You should protect your site against all sorts of potential problems from theft and damage of materials to injury of people and to cover legal expenses.
Where will you live when your new home is being built? Your rent or mortgage will be taken into account by the lender for affordability purposes.
It is not uncommon for self builders to go over budget with unexpected issues and costs cropping up. So it is recommended you factor in extra costs of 20% to 30% over your anticipated spend.
First time buyers can apply for a self build mortgage but they may have to pay a higher deposit, perhaps even up to 40% of the build costs.
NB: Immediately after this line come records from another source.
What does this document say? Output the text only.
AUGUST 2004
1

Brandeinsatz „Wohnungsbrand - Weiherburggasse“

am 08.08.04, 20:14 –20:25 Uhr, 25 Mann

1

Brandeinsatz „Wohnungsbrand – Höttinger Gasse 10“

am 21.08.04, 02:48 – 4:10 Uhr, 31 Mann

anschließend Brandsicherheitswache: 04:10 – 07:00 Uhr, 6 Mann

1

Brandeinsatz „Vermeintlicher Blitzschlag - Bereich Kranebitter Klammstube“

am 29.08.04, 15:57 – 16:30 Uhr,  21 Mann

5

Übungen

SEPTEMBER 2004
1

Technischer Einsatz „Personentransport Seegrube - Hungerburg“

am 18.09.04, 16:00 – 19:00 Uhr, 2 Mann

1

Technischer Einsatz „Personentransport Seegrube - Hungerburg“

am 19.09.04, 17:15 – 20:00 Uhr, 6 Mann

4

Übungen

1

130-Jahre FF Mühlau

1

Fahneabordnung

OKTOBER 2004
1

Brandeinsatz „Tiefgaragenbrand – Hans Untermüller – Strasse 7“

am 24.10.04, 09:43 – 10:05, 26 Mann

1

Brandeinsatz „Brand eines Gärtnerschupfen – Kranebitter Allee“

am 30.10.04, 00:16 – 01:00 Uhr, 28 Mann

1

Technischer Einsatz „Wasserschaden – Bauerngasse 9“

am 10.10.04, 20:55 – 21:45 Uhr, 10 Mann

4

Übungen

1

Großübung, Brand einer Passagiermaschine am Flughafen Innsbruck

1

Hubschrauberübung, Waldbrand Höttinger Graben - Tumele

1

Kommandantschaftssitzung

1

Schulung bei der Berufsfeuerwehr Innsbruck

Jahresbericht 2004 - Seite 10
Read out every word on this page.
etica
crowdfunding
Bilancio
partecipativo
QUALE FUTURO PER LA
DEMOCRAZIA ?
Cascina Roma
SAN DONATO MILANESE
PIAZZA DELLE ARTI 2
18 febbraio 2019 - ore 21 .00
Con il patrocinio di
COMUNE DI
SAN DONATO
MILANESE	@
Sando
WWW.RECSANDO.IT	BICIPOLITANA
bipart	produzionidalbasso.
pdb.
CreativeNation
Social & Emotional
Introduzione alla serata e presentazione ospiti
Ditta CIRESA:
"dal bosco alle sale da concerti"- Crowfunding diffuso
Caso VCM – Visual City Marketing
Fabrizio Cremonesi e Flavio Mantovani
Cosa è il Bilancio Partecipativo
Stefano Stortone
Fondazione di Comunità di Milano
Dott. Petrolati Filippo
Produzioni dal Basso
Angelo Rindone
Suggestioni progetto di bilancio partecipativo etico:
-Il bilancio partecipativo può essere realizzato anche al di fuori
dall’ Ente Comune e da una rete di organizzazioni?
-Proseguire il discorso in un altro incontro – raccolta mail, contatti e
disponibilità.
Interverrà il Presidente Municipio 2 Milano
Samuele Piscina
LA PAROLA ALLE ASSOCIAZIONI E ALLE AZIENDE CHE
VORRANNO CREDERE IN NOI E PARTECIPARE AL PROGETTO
It depends on the lender.
The usual mortgage documentation of proof of identity and address, payslips, bank statements, rent/mortgage payments and proof of deposit.
Copy of planning permission (from your local authority)
Building regulations approval (either from a local authority building control service or a private sector approved inspector building control service)
Who will be doing the work?
What work will be undertaken?
Projected material and labour costs
As with a residential mortgage, lenders will need to know your employment details, income, outgoings, past and present debt and they will conduct a credit check.
Where will your property be built?
What type of property are you building? Will your new home be made from traditional or non-standard material or modern methods of construction? This is important as some lenders will only consider traditional methods while others are happy to lend on more unconventional building types.
How long will it take to build the property? Some lenders have a time frame on how long the build should last – 2 years is fairly common.